Most importantly, I didn't think they were being mean, I thought they were right. There had to be something wrong with me. I never knew when to stop talking. I always went to far. It was obvious when I did. When I crossed some invisible line that others could see. People became quiet and stiff. Stoned faced and stoned lipped. I wasn't making people laugh or be happy, I was making statues.

I had to be wrong. I was messed up, not wired right. Why else would people walk away or ignore me when I came over to say Hello? Why would they spread rumors? People who I had liked and been friendly with, laughing at me and making jokes. Why else would they do that?

But then, some days things were fine. Everyone was friendly. I would cling to the hope that I was getting better.

Next day, I would do something. Yesterday didn't matter. It didn't matter how friendly I was, or how much I ignored it. It always came back to get me. Laughing, nasty comments, rumors.

Rinse, lather, repeat. Over and over again.

"Did you see what she did? She's such a freak!"

It never changed, and it never had before. We had moved three times before sixth grade and everywhere I went, I got the same reaction. I had friends, but I even felt that I annoyed them sometimes. And if we weren't friends then you thought I was weird, and you would always be a part of the bigger group. If so many people, from so many different places told me and thought of me a wrong, how could I not be?
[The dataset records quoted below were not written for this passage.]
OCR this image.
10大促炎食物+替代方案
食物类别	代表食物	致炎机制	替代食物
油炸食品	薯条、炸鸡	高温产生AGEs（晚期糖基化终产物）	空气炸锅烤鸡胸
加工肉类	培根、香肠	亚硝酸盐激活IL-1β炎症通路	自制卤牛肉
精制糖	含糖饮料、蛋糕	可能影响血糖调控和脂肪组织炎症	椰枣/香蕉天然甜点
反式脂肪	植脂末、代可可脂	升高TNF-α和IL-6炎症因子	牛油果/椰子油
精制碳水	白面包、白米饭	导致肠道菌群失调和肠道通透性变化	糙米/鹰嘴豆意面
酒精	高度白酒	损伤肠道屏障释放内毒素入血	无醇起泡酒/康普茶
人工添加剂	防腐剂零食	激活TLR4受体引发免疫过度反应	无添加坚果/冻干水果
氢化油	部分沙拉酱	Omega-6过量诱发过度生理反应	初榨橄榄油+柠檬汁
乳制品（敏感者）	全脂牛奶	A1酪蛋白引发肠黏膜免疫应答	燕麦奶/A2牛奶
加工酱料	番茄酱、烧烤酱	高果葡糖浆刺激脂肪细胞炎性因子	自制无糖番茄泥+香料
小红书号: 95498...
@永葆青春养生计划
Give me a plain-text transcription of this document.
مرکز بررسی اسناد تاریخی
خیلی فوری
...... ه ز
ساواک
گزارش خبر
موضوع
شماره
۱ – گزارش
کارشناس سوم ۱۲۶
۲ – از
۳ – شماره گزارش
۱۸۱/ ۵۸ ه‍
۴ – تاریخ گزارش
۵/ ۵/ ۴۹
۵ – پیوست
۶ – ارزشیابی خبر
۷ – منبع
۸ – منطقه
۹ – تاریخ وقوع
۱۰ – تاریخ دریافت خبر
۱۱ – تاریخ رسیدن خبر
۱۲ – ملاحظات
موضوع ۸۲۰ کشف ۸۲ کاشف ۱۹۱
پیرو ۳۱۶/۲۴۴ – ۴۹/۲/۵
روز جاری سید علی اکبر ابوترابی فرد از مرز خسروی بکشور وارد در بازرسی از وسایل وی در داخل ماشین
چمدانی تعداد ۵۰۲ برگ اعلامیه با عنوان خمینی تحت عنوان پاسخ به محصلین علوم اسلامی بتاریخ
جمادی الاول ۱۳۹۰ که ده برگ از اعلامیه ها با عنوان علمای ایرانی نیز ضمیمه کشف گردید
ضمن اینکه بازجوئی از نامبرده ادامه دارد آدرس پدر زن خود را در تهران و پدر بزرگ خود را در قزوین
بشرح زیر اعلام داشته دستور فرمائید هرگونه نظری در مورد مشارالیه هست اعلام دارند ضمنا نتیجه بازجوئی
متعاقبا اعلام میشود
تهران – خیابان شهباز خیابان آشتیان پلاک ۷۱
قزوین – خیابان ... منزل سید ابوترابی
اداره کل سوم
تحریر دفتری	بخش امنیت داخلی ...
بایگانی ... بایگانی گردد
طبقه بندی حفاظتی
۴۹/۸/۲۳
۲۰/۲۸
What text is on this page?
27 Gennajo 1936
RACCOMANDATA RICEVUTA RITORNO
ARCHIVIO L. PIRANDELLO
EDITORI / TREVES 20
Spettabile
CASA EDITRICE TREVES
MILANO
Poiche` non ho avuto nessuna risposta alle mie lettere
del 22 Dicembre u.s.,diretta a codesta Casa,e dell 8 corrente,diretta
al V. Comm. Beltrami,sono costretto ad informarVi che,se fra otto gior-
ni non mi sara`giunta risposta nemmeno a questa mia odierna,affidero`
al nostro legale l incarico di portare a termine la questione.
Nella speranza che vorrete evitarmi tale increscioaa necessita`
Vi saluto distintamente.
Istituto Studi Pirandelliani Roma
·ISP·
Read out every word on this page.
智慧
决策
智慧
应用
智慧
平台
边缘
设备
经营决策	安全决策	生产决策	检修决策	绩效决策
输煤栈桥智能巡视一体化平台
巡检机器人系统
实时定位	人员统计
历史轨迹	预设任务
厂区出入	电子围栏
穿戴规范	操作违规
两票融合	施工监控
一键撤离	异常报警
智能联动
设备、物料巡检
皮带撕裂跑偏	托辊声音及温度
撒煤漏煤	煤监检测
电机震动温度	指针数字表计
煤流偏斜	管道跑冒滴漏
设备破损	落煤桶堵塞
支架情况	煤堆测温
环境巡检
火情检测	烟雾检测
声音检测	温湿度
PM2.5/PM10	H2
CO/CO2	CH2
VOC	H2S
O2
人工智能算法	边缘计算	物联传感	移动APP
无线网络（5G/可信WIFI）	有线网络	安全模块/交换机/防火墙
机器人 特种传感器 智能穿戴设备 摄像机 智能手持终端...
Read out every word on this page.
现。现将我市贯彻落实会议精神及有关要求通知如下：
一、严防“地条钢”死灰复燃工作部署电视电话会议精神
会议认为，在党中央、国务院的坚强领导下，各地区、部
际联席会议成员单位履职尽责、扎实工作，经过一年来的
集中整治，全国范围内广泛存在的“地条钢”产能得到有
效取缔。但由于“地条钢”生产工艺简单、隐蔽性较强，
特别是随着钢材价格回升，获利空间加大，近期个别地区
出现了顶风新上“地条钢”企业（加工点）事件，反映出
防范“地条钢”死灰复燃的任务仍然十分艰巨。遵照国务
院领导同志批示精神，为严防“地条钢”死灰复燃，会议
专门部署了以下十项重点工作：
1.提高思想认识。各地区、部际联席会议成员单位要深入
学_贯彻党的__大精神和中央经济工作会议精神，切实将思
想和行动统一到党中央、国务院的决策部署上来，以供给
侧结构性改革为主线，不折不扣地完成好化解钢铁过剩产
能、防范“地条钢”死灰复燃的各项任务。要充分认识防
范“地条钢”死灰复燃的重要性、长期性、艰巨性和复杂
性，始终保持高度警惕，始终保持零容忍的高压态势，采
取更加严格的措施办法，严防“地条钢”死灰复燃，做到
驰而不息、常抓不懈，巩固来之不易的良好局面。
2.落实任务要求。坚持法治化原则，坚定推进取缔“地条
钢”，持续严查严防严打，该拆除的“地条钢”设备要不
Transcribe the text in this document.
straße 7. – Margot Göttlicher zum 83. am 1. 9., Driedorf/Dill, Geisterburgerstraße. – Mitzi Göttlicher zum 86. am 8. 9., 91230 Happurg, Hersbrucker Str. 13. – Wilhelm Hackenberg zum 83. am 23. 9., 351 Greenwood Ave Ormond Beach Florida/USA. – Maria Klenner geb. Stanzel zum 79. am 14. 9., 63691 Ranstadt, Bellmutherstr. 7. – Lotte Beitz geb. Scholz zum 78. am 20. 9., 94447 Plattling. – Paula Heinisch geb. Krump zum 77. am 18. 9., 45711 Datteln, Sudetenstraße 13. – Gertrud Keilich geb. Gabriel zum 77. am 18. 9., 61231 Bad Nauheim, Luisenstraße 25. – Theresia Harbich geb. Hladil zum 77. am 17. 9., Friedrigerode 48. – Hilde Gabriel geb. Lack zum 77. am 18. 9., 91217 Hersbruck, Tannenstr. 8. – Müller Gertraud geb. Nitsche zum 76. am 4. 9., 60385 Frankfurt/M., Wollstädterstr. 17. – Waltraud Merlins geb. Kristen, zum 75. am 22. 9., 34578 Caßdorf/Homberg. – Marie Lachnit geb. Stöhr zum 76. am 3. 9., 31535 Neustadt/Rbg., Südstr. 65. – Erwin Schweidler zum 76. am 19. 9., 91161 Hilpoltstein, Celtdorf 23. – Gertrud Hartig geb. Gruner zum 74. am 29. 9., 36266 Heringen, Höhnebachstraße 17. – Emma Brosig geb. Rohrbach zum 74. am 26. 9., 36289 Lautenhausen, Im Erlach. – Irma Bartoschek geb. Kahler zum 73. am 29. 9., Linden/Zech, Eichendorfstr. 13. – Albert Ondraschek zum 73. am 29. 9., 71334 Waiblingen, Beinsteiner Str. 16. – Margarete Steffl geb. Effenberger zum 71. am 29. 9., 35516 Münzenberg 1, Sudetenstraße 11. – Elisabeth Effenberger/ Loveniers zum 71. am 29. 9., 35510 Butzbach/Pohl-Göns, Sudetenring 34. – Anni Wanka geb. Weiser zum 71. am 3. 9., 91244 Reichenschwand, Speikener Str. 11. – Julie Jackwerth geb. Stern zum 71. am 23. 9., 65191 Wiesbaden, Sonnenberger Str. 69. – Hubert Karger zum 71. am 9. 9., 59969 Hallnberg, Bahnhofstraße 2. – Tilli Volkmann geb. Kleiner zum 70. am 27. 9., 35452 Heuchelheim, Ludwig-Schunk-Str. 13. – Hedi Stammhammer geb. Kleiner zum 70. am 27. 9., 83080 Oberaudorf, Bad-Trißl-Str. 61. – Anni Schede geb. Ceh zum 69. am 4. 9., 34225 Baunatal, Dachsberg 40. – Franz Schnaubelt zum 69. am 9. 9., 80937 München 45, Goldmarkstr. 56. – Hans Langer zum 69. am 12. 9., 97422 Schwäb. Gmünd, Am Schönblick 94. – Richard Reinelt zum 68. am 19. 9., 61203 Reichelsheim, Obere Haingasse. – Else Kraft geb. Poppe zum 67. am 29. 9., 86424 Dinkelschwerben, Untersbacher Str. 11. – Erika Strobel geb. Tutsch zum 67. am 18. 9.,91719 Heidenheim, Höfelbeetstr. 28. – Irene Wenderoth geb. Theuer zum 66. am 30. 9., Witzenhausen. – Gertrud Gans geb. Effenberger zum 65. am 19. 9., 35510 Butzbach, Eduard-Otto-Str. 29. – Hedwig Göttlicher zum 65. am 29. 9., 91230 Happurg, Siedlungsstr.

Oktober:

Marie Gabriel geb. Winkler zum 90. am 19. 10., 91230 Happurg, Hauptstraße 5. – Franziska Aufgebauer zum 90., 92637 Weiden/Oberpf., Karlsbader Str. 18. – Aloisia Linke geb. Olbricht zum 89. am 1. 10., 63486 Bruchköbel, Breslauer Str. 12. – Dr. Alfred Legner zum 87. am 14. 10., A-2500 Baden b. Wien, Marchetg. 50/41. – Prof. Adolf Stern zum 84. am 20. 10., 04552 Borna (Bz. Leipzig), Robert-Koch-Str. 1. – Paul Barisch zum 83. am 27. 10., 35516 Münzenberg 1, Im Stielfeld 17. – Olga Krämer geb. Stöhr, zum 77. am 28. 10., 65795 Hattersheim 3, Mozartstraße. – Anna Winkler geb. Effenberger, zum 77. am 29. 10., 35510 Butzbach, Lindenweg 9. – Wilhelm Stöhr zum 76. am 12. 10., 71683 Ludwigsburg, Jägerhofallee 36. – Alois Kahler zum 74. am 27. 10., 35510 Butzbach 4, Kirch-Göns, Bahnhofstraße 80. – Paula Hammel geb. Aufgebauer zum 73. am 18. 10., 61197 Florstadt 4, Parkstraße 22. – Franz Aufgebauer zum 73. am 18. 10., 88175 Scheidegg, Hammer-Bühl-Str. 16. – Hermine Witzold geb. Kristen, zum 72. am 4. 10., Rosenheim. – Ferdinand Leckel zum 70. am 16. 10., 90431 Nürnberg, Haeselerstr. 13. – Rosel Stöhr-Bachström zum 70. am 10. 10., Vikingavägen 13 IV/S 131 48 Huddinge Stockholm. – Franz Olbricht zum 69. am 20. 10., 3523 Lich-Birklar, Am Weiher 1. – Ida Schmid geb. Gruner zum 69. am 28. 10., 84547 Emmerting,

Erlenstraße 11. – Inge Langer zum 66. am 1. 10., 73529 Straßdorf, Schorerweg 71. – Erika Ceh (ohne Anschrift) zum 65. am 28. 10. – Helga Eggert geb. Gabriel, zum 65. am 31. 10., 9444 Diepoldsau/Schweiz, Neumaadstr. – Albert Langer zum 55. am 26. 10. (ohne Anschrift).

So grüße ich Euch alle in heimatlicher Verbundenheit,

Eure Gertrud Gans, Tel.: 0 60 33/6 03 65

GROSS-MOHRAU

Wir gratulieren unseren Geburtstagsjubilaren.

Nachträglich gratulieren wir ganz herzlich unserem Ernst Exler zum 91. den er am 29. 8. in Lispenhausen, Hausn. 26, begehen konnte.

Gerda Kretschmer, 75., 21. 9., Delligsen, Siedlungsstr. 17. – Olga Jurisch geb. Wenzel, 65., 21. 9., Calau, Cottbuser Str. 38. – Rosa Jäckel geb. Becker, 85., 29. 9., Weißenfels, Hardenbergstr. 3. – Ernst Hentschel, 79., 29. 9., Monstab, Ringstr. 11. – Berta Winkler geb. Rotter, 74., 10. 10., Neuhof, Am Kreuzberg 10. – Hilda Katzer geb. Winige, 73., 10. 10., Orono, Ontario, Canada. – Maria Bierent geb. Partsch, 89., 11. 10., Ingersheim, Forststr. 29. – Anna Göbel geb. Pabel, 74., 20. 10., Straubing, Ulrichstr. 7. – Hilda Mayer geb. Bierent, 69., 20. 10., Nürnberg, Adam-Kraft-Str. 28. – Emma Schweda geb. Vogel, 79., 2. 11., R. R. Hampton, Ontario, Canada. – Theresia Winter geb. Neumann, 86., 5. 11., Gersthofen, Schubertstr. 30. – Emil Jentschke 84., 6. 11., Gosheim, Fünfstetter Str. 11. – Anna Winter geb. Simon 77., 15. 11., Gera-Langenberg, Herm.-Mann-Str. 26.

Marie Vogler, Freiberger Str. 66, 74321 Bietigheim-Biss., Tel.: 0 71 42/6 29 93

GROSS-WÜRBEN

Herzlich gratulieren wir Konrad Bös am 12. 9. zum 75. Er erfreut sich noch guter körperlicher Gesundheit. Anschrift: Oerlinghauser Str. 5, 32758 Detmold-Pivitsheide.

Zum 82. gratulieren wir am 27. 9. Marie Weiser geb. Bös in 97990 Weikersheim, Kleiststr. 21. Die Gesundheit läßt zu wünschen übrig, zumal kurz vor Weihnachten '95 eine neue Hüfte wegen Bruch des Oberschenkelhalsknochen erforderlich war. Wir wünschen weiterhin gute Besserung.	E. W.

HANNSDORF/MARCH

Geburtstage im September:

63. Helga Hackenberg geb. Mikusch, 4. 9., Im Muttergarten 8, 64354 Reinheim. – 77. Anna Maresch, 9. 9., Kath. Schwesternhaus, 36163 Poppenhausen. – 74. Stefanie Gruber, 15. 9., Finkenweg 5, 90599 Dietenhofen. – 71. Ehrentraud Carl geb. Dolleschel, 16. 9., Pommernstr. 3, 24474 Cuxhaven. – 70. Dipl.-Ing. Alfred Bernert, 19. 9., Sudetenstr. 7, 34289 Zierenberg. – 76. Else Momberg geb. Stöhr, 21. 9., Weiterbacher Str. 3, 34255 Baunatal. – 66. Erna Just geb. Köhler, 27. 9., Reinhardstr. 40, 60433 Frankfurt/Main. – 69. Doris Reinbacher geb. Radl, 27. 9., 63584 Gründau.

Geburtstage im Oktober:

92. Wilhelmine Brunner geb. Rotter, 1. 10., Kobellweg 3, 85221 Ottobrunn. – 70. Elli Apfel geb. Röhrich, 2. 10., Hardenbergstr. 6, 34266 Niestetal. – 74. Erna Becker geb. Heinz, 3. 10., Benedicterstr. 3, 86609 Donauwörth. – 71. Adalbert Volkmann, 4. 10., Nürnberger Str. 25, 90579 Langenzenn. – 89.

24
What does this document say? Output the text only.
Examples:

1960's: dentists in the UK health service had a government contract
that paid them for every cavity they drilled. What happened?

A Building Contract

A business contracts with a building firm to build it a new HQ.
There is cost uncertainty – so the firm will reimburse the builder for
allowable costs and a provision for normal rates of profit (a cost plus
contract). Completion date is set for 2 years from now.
Even now, more confident and self-assured I still take it sitting down. I pretend I don't hear the words, don't notice the looks and that it doesn't hurt. But I know something now. It cost me pain and time to learn it, but now I have it. For eight years I let other people define me and shape my life. Now I know that I define myself. It's none of my business what other think of me. I won't follow them. I won't walk the path so many others have walked before. I will make my own path. And, one day I will fully realize that I am not wrong, that I never have been wrong. That all I can be is me, and that, that person is beautiful.